Las relaciones humanas no son fáciles… cuando entra en juego el dinero, todo se complica más… Muchas personas entienden que su obligación de pagar alimentos es injusta, quizás porque encuentran que las cantidades son excesivas, quizás por una riña con su ex o por cualquier otro factor… O quizás directamente se lo gastan todo y no tienen suficiente… Por ello, hay quien decide, unilateralmente, dejar de pagar, cosa que puede convertirse en su peor pesadilla. Si alguien considera que no debe de satisfacer ninguna cantidad económica en concepto de alimentos, o que la cantidad debería de ser rebajada, tiene que acudir a un abogado, asesorarse, y solicitar una modificación de la pensión.

Ya que en caso de impago, primero se requerirá al pago extrajudicialmente. En caso de no pagar, la ex pareja en representación de los hijos menores, el Ministerio Fiscal o los hijos mayores de edad pueden ir por lo civil y ejecutar la sentencia de divorcio que recoge el convenio regulador. Ello conlleva la intervención de abogado y procurador, gastos que serán repercutidos al cónyuge contra quien se reclama (por tanto, la bola se hace más grande). Además, hay que tener en cuenta los intereses (la bola sigue creciendo).

El juez hará todo lo posible para conseguir el dinero, pudiendo embargar el 100 % de los ingresos del deudor (pensad que la pensión de alimentos es un crédito prioritario, y pasa por delante de cualquier otra deuda). Se podrán embargar sueldos, pensiones, prestaciones por desempleo o cualquier otro ingreso. En caso de no pagar, el juez podrá imponer multas hasta que se produzca el pago; multas que, de no ser atendidas, podrán convertirse en penas de prisión.

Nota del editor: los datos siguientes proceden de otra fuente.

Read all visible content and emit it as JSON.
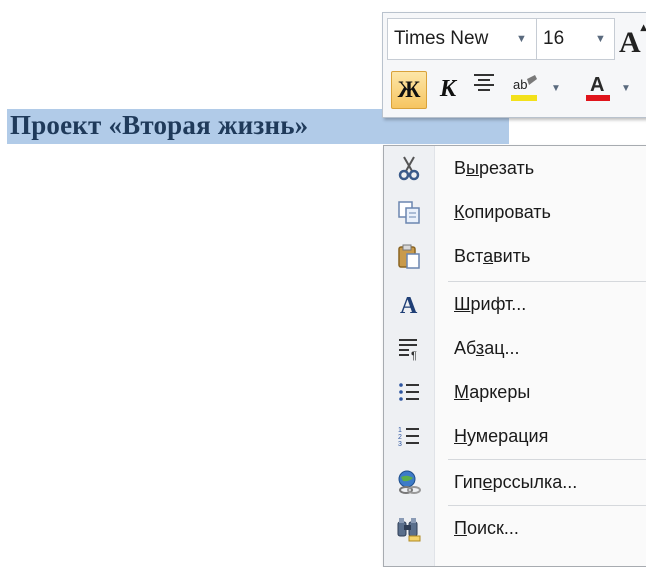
{
  "document": {
    "title": "Проект «Вторая жизнь»"
  },
  "mini_toolbar": {
    "font_name": "Times New",
    "font_size": "16",
    "grow_font_icon": "grow-font-icon",
    "grow_font_glyph": "A",
    "bold_glyph": "Ж",
    "italic_glyph": "К",
    "highlight_glyph": "ab",
    "font_color_glyph": "A",
    "highlight_color": "#f3e11b",
    "font_color": "#e0141b"
  },
  "context_menu": {
    "items": [
      {
        "pre": "В",
        "acc": "ы",
        "post": "резать",
        "icon": "scissors-icon"
      },
      {
        "pre": "",
        "acc": "К",
        "post": "опировать",
        "icon": "copy-icon"
      },
      {
        "pre": "Вст",
        "acc": "а",
        "post": "вить",
        "icon": "paste-icon"
      },
      {
        "pre": "",
        "acc": "Ш",
        "post": "рифт...",
        "icon": "font-icon"
      },
      {
        "pre": "Аб",
        "acc": "з",
        "post": "ац...",
        "icon": "paragraph-icon"
      },
      {
        "pre": "",
        "acc": "М",
        "post": "аркеры",
        "icon": "bullets-icon"
      },
      {
        "pre": "",
        "acc": "Н",
        "post": "умерация",
        "icon": "numbering-icon"
      },
      {
        "pre": "Гип",
        "acc": "е",
        "post": "рссылка...",
        "icon": "hyperlink-icon"
      },
      {
        "pre": "",
        "acc": "П",
        "post": "оиск...",
        "icon": "search-icon"
      }
    ]
  }
}
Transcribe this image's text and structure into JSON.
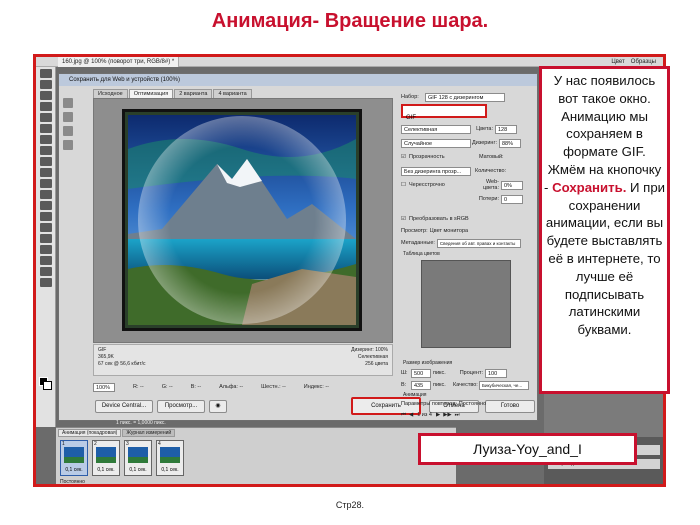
{
  "slide": {
    "title": "Анимация- Вращение шара.",
    "page_number": "Стр28."
  },
  "photoshop": {
    "document_tab": "160.jpg @ 100% (поворот три, RGB/8#) *",
    "right_tabs": [
      "Цвет",
      "Образцы"
    ],
    "tools_icons": [
      "move-icon",
      "marquee-icon",
      "lasso-icon",
      "magic-wand-icon",
      "crop-icon",
      "eyedropper-icon",
      "healing-icon",
      "brush-icon",
      "stamp-icon",
      "history-brush-icon",
      "eraser-icon",
      "gradient-icon",
      "blur-icon",
      "dodge-icon",
      "pen-icon",
      "type-icon",
      "path-select-icon",
      "shape-icon",
      "hand-icon",
      "zoom-icon"
    ]
  },
  "dialog": {
    "title": "Сохранить для Web и устройств (100%)",
    "tabs": [
      "Исходное",
      "Оптимизация",
      "2 варианта",
      "4 варианта"
    ],
    "active_tab": 1,
    "info_left": [
      "GIF",
      "365,9K",
      "67 сек @ 56,6 кбит/с"
    ],
    "info_right": [
      "Дизеринг: 100%",
      "Селективная",
      "256 цвета"
    ],
    "zoom_value": "100%",
    "readouts": [
      "R: --",
      "G: --",
      "B: --",
      "Альфа: --",
      "Шестн.: --",
      "Индекс: --"
    ],
    "buttons": {
      "device_central": "Device Central...",
      "preview": "Просмотр...",
      "save": "Сохранить",
      "cancel": "Отмена",
      "done": "Готово"
    },
    "options": {
      "preset_label": "Набор:",
      "preset_value": "GIF 128 с дизерингом",
      "format_value": "GIF",
      "reduction": "Селективная",
      "colors_label": "Цвета:",
      "colors_value": "128",
      "dither_method": "Случайное",
      "dither_label": "Дизеринг:",
      "dither_value": "88%",
      "transparency": "Прозрачность",
      "matte_label": "Матовый:",
      "transparency_dither": "Без дизеринга прозр...",
      "amount_label": "Количество:",
      "interlaced": "Чересстрочно",
      "web_snap_label": "Web-цвета:",
      "web_snap_value": "0%",
      "lossy_label": "Потери:",
      "lossy_value": "0",
      "convert_srgb": "Преобразовать в sRGB",
      "preview_label": "Просмотр:",
      "preview_value": "Цвет монитора",
      "metadata_label": "Метаданные:",
      "metadata_value": "Сведения об авт. правах и контакты",
      "color_table_label": "Таблица цветов",
      "image_size_label": "Размер изображения",
      "width_label": "Ш:",
      "width_value": "500",
      "height_label": "В:",
      "height_value": "435",
      "unit": "пикс.",
      "percent_label": "Процент:",
      "percent_value": "100",
      "quality_label": "Качество:",
      "quality_value": "Бикубическая, че...",
      "animation_label": "Анимация",
      "loop_label": "Параметры повторов:",
      "loop_value": "Постоянно",
      "frame_counter": "1 из 4"
    }
  },
  "timeline": {
    "tabs": [
      "Анимация (покадровая)",
      "Журнал измерений"
    ],
    "frames": [
      {
        "num": "1",
        "time": "0,1 сек."
      },
      {
        "num": "2",
        "time": "0,1 сек."
      },
      {
        "num": "3",
        "time": "0,1 сек."
      },
      {
        "num": "4",
        "time": "0,1 сек."
      }
    ],
    "loop": "Постоянно",
    "status_bar": "1 пикс. = 1,0000 пикс."
  },
  "layers": [
    "поворот один",
    "фон два"
  ],
  "callouts": {
    "text_before": "У нас появилось вот такое окно. Анимацию мы сохраняем в формате GIF. Жмём на кнопочку -",
    "text_highlight": "Сохранить.",
    "text_after": "И при сохранении анимации, если вы будете выставлять её в интернете, то лучше её подписывать латинскими буквами.",
    "author": "Луиза-Yoy_and_I"
  },
  "colors": {
    "title_red": "#c8102e",
    "frame_red": "#d11a1a"
  }
}
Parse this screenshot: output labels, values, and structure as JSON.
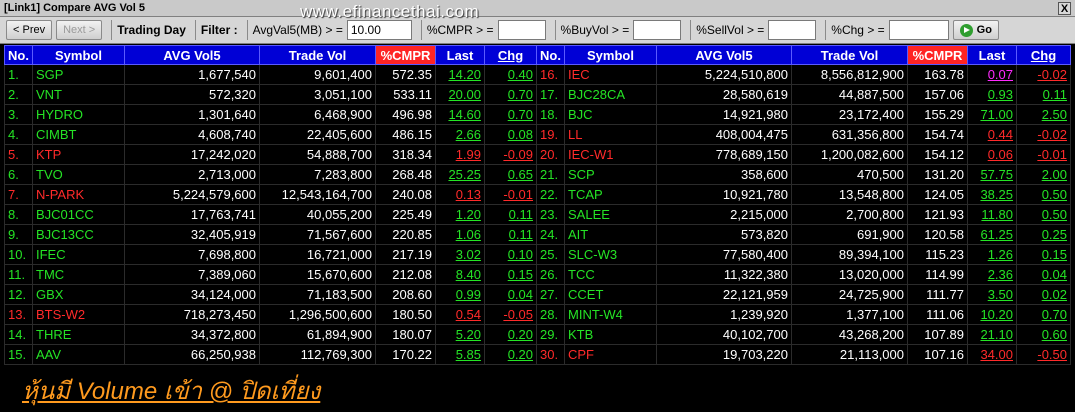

Cuestión a parte merece la vía exclusivamente penal, pues de acuerdo con el art. 227 del Código Penal, ciertos impagos (dos meses consecutivos o cuatro meses no consecutivos) podrán conllevar penas de prisión de tres meses a un año. Además, al deudor le quedarán antecedentes penales. Todo ello sin mencionar el daño que hará esta situación a los hijos (menores) que quedarán marcados de por vida.